Dark matter and energy

Limits set on size of dark matter clumps

27 Feb 2007

If dark matter really does reside only in large clumps, these cannot be any bigger than one-tenth the mass of the Earth. This is the claim of physicists from Germany and the UK, who have studied gravitational lensing data from almost 300 distant supernovae. The findings could require the notions of dark matter -- a mysterious substance thought to constitute the vast majority of matter in the universe -- to be revised by cosmologists, some of whom have assumed that dark matter clumps could have masses many times that of the Sun (Phys. Rev. Lett. 98 071302).

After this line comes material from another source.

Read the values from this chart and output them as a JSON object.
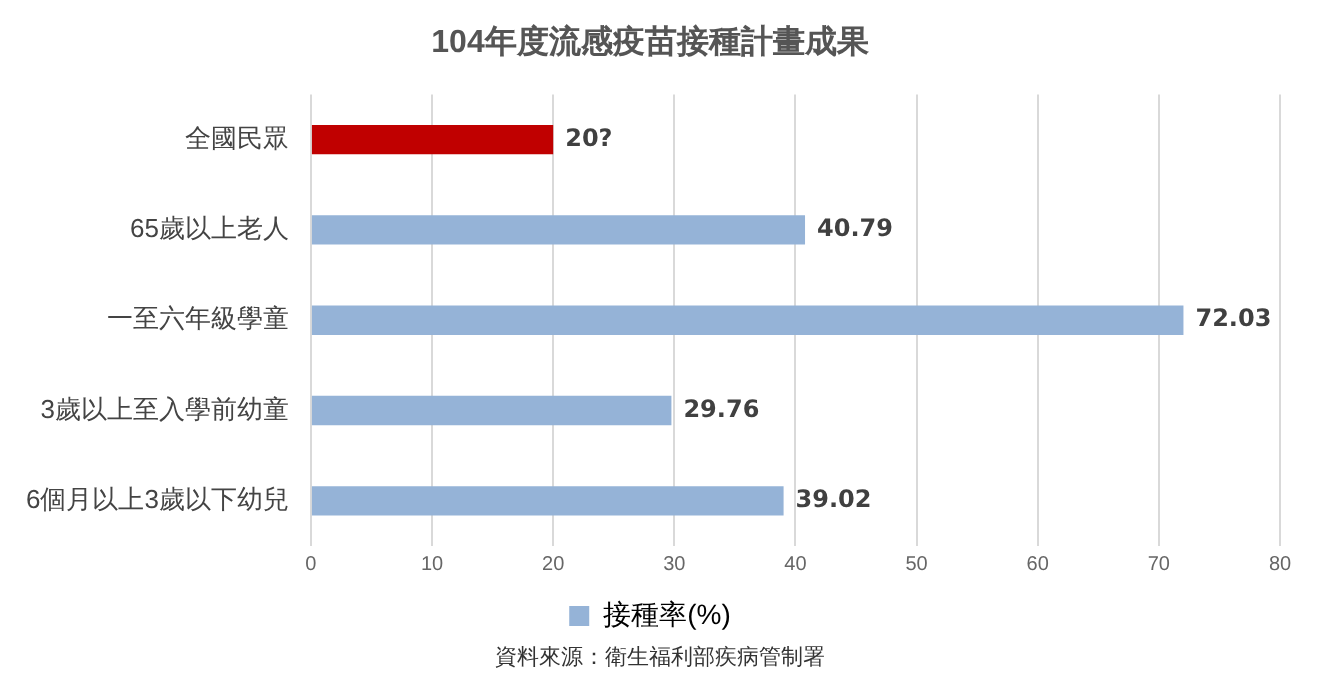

When physicists look up at the sky, they notice that there’s not nearly enough visible matter to hold the universe together assuming our understanding of gravity is correct – in fact, up to 95% appears to be missing. That is why many advocate the idea of dark matter, an elusive substance that could account for the “missing” mass, but that is invisible to modern telescopes because it doesn’t interact strongly with light.

According to the most popular model, dark matter could either be an accumulation of as-yet unseen heavy particles (“WIMPs”, or weakly interacting massive particles), or large clumps of dense ordinary matter that do not emit large amounts of observable radiation (“MCOs”, or massive compact objects) – or even a mixture of both.

Now Benton Metcalf from the Max Planck Institute for Astrophysics in Germany and Joseph Silk from the University of Oxford in the UK have attempted to see just how large these MCOs can be. The physicists analysed the light from supernovae so distant that the light took up to five billion years to get here. If an MCO had strayed through the path of one of these light beams, the light would be measurably dispersed by the MCO’s gravitational field in an effect known as “gravitational lensing”.

Because of the huge time lapse, the chances of a large MCO straying through would have been fairly high. But despite data hoarded from almost 300 supernovae, the physicists could find no dispersion caused by MCOs larger than one-hundredth the mass of the Sun, implying there is an 89% certainty they do not exist at all. Moreover, they claim that MCOs larger than one-tenth the mass of the Earth can be confidently “eliminated” as the sole constituent of dark matter.

This news might come as a shock to some cosmologists who had been considering faint stars, neutron stars and black holes as significant constituents of dark matter. Instead, Metcalf and Silk suggest that dark matter is more likely made of WIMPs.